May You Be Happy
May You Be Healthy
May You Be Safe
May You Be At Ease
Metta is a style of meditation. It’s sometimes called loving kindness practice. “Metta” is usually translated as loving kindness or loving friendliness. I like to call it Boundless Heart Practice.
First we establish ourselves in concentration practice and mindfulness of breathing, then we do the practice. In this practice we start with ourselves and mentally recite these phrases “May You Be Happy, May You Be Healthy, May You Be Safe, May You Be At Ease.” Then we bring to mind someone we care a lot about and recite the phrases for them “May You Be Happy, May You Be Healthy, May You Be Safe, May You Be At Ease.” Then we do the same with a neutral person, someone who doesn’t mean much to us, someone we don’t have a lot of feelings about.

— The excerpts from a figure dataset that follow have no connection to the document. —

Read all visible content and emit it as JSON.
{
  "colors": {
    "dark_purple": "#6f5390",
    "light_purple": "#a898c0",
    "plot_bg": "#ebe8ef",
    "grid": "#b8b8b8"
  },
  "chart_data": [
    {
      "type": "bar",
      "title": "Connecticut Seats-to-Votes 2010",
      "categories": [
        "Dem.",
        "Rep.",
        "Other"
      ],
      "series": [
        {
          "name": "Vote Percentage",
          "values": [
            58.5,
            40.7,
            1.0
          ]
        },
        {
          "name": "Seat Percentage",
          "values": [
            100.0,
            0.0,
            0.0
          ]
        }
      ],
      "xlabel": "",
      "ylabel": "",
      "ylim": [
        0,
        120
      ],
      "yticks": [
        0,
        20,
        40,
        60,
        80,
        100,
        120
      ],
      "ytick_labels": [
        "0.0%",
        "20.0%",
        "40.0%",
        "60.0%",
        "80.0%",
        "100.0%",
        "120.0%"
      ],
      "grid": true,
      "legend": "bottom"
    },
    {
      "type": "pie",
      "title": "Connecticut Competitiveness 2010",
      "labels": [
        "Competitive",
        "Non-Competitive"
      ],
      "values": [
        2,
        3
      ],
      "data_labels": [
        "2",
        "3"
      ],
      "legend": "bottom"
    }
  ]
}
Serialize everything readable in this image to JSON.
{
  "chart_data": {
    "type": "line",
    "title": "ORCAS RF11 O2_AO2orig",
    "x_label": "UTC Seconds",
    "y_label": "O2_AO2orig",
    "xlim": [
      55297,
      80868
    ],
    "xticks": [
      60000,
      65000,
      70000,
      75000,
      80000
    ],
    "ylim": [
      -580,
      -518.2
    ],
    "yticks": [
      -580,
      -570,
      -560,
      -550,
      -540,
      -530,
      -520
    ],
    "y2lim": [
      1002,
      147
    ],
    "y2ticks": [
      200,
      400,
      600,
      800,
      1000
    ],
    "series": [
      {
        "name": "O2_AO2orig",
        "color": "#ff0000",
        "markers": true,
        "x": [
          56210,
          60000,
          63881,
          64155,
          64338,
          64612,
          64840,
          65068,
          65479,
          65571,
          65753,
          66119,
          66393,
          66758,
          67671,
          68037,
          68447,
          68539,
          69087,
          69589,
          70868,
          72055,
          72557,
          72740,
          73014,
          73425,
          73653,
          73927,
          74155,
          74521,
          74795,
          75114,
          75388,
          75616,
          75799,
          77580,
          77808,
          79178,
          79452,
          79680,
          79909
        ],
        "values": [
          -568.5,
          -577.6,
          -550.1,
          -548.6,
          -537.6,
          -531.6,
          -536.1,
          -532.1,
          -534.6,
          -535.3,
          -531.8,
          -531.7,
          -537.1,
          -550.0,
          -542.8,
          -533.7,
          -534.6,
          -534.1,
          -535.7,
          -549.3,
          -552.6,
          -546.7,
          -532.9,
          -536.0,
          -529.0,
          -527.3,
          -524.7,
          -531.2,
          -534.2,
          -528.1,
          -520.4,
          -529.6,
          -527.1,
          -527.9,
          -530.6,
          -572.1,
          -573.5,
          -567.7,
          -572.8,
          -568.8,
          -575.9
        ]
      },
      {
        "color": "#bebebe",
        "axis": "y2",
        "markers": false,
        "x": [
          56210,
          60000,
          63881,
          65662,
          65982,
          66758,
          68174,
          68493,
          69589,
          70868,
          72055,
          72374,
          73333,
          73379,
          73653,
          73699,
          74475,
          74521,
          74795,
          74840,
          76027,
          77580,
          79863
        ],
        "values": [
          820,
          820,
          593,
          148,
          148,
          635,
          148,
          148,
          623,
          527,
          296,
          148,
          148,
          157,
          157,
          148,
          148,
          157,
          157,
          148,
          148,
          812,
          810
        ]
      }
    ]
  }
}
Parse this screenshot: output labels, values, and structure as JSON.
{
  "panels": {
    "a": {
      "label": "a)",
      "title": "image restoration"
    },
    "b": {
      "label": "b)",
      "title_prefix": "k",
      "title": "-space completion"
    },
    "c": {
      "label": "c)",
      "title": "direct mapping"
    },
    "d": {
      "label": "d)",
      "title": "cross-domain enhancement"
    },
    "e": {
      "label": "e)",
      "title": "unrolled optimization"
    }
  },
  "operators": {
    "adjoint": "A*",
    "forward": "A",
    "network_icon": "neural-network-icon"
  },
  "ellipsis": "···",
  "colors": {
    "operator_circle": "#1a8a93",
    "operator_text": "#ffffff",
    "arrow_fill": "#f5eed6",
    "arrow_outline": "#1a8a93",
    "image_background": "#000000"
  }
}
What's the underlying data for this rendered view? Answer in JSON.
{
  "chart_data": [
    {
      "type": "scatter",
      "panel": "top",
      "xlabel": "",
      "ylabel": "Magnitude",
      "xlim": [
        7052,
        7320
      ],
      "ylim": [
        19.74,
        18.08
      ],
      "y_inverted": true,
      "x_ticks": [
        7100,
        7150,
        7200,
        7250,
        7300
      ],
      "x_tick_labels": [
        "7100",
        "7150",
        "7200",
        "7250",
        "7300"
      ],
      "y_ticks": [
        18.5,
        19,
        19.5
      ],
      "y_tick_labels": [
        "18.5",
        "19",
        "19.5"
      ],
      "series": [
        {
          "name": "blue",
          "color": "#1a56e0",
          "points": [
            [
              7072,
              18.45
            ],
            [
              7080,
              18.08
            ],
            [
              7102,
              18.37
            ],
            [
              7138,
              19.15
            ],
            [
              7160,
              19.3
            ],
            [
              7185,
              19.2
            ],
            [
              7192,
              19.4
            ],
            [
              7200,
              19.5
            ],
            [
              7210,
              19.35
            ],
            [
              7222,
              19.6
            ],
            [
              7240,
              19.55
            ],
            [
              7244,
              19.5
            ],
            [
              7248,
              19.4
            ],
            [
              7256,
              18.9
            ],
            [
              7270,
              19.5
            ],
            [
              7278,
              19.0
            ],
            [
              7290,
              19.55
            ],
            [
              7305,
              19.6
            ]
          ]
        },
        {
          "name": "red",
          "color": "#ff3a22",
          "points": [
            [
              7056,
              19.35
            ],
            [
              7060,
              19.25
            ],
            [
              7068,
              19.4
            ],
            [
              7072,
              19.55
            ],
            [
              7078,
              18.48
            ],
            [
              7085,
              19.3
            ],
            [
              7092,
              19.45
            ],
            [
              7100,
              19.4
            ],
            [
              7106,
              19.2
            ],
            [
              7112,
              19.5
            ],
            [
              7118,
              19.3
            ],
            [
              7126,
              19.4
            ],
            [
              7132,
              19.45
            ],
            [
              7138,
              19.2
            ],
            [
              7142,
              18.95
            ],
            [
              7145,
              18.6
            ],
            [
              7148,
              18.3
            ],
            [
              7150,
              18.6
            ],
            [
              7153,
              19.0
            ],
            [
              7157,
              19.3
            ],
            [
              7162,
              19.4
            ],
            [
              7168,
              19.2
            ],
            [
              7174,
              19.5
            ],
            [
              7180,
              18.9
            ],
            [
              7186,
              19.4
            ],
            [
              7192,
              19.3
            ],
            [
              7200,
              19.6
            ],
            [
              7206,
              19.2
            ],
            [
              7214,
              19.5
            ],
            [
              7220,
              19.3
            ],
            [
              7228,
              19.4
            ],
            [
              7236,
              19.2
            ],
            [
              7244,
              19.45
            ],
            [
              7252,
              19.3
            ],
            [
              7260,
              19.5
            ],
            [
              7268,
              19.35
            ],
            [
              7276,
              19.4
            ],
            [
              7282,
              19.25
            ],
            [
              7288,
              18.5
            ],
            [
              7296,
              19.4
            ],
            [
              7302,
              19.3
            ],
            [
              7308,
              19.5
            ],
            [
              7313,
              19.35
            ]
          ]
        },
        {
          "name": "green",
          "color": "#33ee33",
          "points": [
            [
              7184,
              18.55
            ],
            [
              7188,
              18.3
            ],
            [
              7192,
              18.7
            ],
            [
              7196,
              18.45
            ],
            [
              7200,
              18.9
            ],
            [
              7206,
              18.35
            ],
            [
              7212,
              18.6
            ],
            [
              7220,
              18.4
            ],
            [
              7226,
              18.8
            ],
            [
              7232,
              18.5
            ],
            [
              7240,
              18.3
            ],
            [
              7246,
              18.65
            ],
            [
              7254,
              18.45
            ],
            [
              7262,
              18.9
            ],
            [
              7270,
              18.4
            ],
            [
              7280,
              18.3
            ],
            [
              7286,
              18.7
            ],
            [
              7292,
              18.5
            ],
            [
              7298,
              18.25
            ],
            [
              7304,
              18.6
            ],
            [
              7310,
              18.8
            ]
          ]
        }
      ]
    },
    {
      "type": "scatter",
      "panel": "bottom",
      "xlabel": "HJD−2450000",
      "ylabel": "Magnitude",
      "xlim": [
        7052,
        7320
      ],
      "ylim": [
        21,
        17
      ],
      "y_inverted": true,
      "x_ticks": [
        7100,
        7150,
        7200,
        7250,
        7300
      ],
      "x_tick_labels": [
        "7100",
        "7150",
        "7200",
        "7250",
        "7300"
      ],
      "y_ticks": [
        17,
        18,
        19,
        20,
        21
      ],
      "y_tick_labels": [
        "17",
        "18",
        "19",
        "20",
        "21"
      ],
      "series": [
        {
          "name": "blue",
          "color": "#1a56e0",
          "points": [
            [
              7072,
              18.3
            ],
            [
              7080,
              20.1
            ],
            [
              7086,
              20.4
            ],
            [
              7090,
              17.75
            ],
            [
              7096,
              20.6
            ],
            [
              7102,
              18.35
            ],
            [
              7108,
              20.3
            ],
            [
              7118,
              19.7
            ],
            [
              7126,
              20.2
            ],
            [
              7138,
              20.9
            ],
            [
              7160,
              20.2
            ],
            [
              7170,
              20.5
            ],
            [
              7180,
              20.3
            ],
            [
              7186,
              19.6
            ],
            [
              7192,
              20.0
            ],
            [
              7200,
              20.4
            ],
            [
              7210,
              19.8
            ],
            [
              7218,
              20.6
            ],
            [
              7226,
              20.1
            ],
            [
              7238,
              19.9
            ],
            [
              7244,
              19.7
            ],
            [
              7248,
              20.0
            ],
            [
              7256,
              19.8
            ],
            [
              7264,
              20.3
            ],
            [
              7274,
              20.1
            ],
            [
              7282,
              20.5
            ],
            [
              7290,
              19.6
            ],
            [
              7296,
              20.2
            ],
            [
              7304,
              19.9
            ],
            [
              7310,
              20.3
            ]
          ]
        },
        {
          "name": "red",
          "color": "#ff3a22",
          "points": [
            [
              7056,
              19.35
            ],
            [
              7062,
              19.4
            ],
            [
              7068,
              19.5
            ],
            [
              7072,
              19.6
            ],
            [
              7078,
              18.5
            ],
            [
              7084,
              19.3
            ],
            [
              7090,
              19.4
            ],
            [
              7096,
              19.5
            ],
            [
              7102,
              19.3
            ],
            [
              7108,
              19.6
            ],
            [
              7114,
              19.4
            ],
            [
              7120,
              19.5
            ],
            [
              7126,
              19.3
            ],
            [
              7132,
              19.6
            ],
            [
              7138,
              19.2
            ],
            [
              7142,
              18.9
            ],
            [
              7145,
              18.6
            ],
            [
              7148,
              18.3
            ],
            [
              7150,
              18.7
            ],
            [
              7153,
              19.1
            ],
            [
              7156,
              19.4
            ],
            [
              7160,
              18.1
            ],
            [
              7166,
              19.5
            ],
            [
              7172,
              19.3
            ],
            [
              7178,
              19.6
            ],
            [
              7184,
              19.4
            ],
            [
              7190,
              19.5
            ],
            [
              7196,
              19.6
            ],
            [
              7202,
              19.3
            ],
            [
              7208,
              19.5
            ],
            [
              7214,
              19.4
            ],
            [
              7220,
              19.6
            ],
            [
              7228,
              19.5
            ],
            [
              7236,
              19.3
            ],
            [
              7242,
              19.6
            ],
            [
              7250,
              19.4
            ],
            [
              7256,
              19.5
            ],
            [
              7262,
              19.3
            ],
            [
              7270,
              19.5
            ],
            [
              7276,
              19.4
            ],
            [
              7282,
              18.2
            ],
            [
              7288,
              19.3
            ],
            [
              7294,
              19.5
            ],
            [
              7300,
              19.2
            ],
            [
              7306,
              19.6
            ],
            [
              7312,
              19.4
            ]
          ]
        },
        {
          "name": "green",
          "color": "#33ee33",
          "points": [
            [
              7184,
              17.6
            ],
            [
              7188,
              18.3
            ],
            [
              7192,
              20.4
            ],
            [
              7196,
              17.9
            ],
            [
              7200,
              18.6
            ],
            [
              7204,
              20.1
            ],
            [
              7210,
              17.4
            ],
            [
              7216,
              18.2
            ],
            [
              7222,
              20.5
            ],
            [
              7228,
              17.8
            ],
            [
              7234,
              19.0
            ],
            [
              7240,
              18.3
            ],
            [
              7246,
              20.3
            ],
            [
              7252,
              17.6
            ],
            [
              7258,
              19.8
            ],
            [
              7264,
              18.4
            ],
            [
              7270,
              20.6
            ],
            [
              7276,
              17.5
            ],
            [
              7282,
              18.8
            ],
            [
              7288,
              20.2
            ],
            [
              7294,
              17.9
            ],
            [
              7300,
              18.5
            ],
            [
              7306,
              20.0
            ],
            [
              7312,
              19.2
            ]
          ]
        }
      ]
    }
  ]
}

Then we do the same for someone we actively do not like. Generally I will advise people to use a person they find annoying for this, rather than a hated enemy or abuser.
So we slowly bring these phrases to mind one by one.
We are wishing good things for ourselves and for ourselves and for other people. And when I say it that way it sounds kind of silly. I used to be a secular Buddhist. I was someone who wanted to avoid things that…well…seem like prayer.
I’m not that way now. I do things that definitely seem like prayer now. I’ve really come around on sadhanas and chants and things. I resisted this stuff for so long.
This is a complicated question that I’m trying to answer. And the truth is the answer doesn’t matter. Why would it? But it is the sort of thing people have asked me.
On the surface it really seems like they’re the same. It’s hard to point to a fundamental difference between sincerely wishing for someone’s well being and asking the Lord to bless them. They’re both about wishing for someone to be well. They’re both about hope.
Prayer, as I understand it is about reaching out to something outside yourself. Boundless Heart Practice is not. When we do Boundless Heart Practice we aren’t asking a being or force for help or to do anything on our behalf. At first it may seem like it and that’s why I used to resist practices like these. “May You Be Happy” doesn’t sound that different from “I’m sending thoughts and prayers,” But it is different.
We are training our minds to incline toward kindness, virtue, and compassion. When we bring these things to mind again and again, we are training our minds. We are strengthening those compassionate impulses, in the same way we’re training in attention when we focus on mindfulness of breathing or other concentration practices.
As we do these practices again and again, we’re trying to reshape our mental habits. In his book ‘A Fearless Heart,’ Thupten Jinpa PhD says, “Compassion training is about learning to see, feel, and be in a new way that is more in touch with our better self.”
We are working on watering the seeds of compassion that exist within ourselves so that our kindness and compassion grow. When we cultivate these thoughts again and again they become mental habits, then the mental habits become central to our being.
It’s not about asking for help or wishing for help. It’s about training our hearts and minds.